These are the arguments that I use frequently:
- In all the so-called "requirement studies" that I have seen (for fixed price contracts), I have never come across a proper description of the final product, as it has been delivered to the customer. It appears that, in all our software projects, customers change their minds, and we are simply expected to accommodate for that. Therefore, a detailed requirements study is not the best way to calculate the costs for a fixed price project. It turns out that the details are simply never correct! In fact, it might be easier to base our fixed price calculations on the weather, as it is more predictable than our customers.
- A fixed price contract requires only that the scope of the project is constrained so that we are confident enough to carry the risks. You don't need to know the exact length of the third field on the fifth input form on page 283 to do proper risk management. A simple set of high-level requirements is usually sufficient to reduce risks to a manageable degree. We just let the customer know that we're estimating two days for that ordinary customer contact form that he so desperately wants in his product. (And this form is highly unlikely to cost us more than four days.) That's all you need to know when signing the contract.
- For fixed price projects it is essential that you are able to constrain the scope (even more than with time-and-material contracts). With changing requirements (which are a fact of life) it is best not to have detailed requirements. From a psychological viewpoint, it is much easier to throw away old requirements, replacing them with new ones, if you haven't wasted time on any details. Oh, you also want a FAQ list in the product? Fine, but we won't have time for the contact form then. Is that ok with you? We couldn't care less, because we had only spent 30 seconds on the requirements anyway...

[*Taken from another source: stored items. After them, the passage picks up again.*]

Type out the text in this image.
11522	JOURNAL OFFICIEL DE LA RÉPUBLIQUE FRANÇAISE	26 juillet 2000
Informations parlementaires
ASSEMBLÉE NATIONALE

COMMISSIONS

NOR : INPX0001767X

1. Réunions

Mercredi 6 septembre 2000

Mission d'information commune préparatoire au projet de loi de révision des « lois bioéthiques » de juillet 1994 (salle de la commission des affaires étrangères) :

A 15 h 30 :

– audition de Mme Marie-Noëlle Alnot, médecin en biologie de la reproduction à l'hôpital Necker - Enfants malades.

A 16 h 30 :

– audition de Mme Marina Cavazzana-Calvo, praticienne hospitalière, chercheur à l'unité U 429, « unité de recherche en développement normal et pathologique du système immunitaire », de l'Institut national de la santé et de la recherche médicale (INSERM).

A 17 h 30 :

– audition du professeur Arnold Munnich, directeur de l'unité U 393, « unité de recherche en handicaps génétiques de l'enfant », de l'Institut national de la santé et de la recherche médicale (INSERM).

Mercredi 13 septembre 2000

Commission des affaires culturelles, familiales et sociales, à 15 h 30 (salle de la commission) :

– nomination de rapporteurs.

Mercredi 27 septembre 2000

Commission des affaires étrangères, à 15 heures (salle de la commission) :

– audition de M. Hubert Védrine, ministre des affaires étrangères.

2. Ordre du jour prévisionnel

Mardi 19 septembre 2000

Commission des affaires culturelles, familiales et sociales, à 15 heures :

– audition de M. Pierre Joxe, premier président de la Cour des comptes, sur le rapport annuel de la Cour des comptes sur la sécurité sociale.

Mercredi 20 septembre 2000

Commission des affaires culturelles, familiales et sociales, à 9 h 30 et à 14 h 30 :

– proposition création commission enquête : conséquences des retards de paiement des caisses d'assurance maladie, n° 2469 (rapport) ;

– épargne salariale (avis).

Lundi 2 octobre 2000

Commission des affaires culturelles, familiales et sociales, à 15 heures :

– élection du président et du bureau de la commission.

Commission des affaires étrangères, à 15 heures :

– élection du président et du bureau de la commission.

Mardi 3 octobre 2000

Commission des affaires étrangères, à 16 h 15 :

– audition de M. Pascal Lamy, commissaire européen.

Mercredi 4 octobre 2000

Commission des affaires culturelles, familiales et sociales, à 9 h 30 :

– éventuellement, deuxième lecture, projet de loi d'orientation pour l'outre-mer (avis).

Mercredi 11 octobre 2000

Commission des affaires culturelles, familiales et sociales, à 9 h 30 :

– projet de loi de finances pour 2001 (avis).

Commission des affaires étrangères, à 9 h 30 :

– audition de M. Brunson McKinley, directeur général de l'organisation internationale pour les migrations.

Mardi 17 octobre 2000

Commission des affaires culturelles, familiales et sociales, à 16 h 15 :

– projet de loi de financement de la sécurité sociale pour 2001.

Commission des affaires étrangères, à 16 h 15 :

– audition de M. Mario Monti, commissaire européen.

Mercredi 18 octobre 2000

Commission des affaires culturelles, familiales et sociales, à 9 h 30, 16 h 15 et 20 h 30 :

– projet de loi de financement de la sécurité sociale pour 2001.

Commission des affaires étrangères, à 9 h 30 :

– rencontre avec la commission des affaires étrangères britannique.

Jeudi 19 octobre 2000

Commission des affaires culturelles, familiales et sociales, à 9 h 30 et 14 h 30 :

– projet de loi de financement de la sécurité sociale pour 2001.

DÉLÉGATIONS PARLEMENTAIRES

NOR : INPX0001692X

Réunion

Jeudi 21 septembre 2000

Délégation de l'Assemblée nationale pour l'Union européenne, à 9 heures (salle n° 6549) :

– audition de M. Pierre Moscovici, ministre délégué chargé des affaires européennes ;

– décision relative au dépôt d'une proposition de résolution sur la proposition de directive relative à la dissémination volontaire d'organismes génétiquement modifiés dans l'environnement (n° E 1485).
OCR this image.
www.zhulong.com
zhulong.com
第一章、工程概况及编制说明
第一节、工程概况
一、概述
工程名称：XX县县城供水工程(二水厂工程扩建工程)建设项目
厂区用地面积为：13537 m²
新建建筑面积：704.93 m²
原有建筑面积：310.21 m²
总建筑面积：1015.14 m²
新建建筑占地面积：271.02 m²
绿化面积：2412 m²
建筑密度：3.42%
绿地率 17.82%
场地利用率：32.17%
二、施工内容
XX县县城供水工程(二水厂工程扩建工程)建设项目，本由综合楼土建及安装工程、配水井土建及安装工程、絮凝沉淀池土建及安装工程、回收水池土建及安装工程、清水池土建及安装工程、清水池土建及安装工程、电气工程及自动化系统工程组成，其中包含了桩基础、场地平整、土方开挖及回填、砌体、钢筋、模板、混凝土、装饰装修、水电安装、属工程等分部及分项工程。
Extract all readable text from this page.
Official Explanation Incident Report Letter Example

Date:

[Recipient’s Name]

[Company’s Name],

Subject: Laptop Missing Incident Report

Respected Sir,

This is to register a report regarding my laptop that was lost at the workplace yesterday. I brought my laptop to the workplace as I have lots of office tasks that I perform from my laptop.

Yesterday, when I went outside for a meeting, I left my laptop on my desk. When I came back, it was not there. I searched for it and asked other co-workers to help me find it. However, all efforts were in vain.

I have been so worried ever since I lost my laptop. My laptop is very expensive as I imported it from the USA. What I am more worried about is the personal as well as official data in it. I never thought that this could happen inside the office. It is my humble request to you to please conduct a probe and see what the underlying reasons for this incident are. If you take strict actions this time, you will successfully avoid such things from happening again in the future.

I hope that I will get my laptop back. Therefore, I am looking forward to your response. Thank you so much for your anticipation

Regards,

- If you agree on a fixed price contract using high-level requirements (like user stories), you retain the option of negotiating the details of the requirements. If the details of user story A cost you more time to implement than you had expected, then you have the option of implementing user story B later in the project using the simplest interpretation possible. Yes sir, we understand that you had expected the contact form to include support for smileys, attachments and spell-checking. But the import of your product catalog over a 14.4k modem from the backside of the moon cost us more effort than we had expected. (And we're still delivering according to the minimal specifications.)
For time-and-material contracts, working with user stories, or some other form of high-level requirements, is the smart thing to do. Many agile experts have already explained this a zillion times. But for fixed-price contracts, fixing the scope using high-level requirements, and not detailed requirements, seems even more crucial to me. The need to throw away old requirements is much higher, and detailed requirements do not enable you to re-negotiate the work that is involved to implement them.